Por lo inevitable

27.04.2017

"Tristeza imborrable fue en cambio el festejo de fin de año en la casa de aquellos amigos de Horacio", recordó la anciana.

Para Clara las fiestas habían ido perdiendo sentido desde que su matrimonio empezó a tambalear. Armar el pinito de Navidad era un ritual obligado, casi odioso, que seguía asumiendo por inercia, compromiso familiar o culpa, bien no sabía. De lo que estaba segura era de que la ponía de malhumor. Por eso mismo aceptó a regañadientes despedir el año con los amigos de su marido, poco apreciados por ella.

Varias veces había insistido Horacio. "Cuando lo hacía era como canilla que gotea", rió la anciana.

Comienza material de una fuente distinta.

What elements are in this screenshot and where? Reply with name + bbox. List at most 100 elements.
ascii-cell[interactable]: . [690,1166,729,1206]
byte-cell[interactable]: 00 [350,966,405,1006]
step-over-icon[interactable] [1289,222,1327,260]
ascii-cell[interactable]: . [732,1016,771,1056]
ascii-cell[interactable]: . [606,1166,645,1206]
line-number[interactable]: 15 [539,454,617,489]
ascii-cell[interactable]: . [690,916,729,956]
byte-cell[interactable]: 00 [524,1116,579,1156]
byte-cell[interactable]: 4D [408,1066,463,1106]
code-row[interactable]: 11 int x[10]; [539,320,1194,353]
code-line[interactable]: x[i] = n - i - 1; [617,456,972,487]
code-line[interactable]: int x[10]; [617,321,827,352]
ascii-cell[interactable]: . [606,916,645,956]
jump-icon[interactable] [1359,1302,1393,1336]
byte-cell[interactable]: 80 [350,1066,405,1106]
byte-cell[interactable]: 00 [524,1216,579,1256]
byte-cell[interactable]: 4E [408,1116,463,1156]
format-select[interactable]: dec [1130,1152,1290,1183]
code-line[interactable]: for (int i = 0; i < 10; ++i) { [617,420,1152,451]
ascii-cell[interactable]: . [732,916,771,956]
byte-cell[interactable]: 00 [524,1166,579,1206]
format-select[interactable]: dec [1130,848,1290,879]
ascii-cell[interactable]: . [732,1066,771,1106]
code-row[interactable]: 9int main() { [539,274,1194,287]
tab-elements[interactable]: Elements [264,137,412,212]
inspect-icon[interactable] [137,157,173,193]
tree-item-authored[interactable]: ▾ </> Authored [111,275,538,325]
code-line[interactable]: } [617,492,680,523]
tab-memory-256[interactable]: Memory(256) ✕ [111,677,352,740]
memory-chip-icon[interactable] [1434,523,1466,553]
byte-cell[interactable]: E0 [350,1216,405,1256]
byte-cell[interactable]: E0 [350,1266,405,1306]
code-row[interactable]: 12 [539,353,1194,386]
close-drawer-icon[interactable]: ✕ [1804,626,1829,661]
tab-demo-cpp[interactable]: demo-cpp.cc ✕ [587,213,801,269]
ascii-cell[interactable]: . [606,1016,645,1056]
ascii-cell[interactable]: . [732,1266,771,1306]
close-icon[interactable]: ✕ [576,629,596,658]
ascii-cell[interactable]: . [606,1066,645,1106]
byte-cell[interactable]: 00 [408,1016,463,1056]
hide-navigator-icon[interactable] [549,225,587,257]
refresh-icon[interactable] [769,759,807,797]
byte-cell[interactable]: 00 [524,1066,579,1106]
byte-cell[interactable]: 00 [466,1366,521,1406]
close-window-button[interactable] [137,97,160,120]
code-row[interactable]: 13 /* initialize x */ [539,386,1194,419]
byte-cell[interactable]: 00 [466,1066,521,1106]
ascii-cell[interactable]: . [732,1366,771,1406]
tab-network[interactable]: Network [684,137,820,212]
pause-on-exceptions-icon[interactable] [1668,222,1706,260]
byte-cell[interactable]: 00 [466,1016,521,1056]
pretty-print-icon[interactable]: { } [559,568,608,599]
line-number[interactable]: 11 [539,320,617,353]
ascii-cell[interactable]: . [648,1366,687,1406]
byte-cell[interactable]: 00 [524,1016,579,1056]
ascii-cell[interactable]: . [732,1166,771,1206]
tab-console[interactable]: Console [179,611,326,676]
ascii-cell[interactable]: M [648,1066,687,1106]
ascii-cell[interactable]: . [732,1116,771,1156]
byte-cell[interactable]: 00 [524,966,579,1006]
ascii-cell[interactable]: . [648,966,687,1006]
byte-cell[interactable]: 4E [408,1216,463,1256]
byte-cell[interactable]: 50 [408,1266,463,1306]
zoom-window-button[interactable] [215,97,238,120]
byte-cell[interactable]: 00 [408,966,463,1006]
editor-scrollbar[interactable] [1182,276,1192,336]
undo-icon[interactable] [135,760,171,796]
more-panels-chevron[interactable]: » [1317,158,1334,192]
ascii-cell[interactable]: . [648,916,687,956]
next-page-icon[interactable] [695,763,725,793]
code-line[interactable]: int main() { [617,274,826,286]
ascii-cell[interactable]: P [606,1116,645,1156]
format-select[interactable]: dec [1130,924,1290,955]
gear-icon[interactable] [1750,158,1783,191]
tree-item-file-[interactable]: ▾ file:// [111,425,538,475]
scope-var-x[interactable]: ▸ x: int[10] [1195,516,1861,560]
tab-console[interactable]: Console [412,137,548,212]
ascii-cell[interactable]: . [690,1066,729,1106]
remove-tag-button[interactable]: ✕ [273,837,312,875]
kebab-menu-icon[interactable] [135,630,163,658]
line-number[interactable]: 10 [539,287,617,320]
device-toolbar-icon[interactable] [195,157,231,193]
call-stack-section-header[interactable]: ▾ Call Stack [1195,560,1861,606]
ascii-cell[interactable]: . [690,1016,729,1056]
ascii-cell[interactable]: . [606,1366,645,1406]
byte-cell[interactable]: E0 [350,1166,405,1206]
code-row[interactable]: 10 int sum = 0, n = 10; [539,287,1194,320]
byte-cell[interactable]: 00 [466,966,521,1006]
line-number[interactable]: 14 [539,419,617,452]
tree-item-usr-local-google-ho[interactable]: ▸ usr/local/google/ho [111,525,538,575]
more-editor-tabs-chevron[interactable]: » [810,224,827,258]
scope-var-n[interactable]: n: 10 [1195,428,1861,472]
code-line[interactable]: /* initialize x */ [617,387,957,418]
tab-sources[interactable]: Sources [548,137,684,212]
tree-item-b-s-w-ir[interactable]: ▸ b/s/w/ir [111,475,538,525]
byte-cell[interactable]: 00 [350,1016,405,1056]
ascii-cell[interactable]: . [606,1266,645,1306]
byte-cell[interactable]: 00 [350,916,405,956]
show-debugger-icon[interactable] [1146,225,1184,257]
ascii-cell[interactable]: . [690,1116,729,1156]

Por días y días había argumentado en torno a lo que él asumía como compromiso ineludible: "siempre lo pasamos en lo de tus padres o los míos"; "son amigos de toda la vida"; "van todos mis amigos"; "no vamos a esperar a ser viejos y no podamos tragar ni el agua"; "a los chicos les encanta jugar con los chicos del Oso". Para todo eso Clara tenía una respuesta, que prefería no emitir: "serán amigos de toda tu vida pero no de la mía"; "si van todos será peor aún de lo que puedo llegar a imaginar"; "a los chicos, el hijo salvaje del Oso, le ha hecho piquete de ojo o un chichón en la cabeza cada vez que han intentado jugar juntos".

Calló y de ese modo aceptó implícitamente, o perdió explícitamente. A las diez de la noche estaban en la quinta del Oso, quien llevaba orgulloso el sobrenombre en un cuerpo gigantesco, brazos de levantador de pesas, pelos hasta en las orejas y cuando reía parecía con ataque de convulsiones: enrojecía, tosía y se ahogaba. El Oso, gesticulaba, gritaba, hacía bromas, casi todo al mismo tiempo. Facundo, el hijo del Oso, era también corpulento e hiperactivo. Celeste cerraba los ojos cada vez que el niño se le acercaba y más tarde, o de inmediato, concluía llorando. Esteban parecía ilusionarse con la posibilidad de jugar con él, porque con su estilo sociable lo invitaba con un "vamos a jugar a la luchita, ¿querés?". Las fuerzas eran desparejas, las consecuencias también. Al cabo de media hora había que colocar curitas o hielo, casi siempre en alguna parte de la humanidad de Esteban. El único que se salvaba era Ismael; era muy pequeño y pasaba la mayor parte del tiempo en su coche.

Más allá de la insistencia de Horacio, Clara sintió que había accedido porque debían ir a recibir el año nuevo con los amigos de su marido, a pesar de las resultados que ella ya conocía. Todo transcurrió dentro de lo esperable, hasta que un rato antes de la medianoche el Oso se levantó de la mesa, armada en el parque de su quinta, entró a la casa y regresó con una pirotecnia que parecía fabricada para su tamaño. Colocó en una de las botellas vacías un cohete gordo y largo, pero de mecha corta. Entre carcajadas y explicaciones sobre la velocidad del cohete que le había costado una fortuna, lo encendió y se alejó unos pasos. A Clara le corrió un escalofrío por todo el cuerpo y apretujó a sus hijos contra sus piernas, en el mismo momento en el que el Oso, contrariado porque su adquisición no reaccionaba, se acercó nuevamente a la botella y cayó en medio del estruendo casi seco del cohete, que giró en la botella y salió expulsado a la velocidad de un rayo, directo a su pecho. Algunos corrieron hacia el herido, quien yacía extendido boca arriba, sobre el césped, con el cohete incrustado y chicharreando en su tórax, exactamente a la altura del corazón. Otros, corrían por el parque, en diferentes rumbos, chocándose entre sí, gritando y llorando. La esposa del Oso fue la única que se levantó de su silla, se dirigió al teléfono y llamó a la ambulancia. Luego regresó, se sentó y se quedó mirando el vacío. Clara intentó abrazarla y ella cortó su avance con un "todos sabíamos que esto iba a ocurrir algún día".

El fin de año entre amigos dejó de existir. Es más, el grupo de la noche trágica, por mucho tiempo se evitó. Todos parecían avergonzados de reunirse sin el Oso. Tal vez culposos por no haber impedido el lanzamiento del fatídico misil. Muchos de ellos se negaron y le negaron a sus hijos el uso de la pirotecnia de por vida.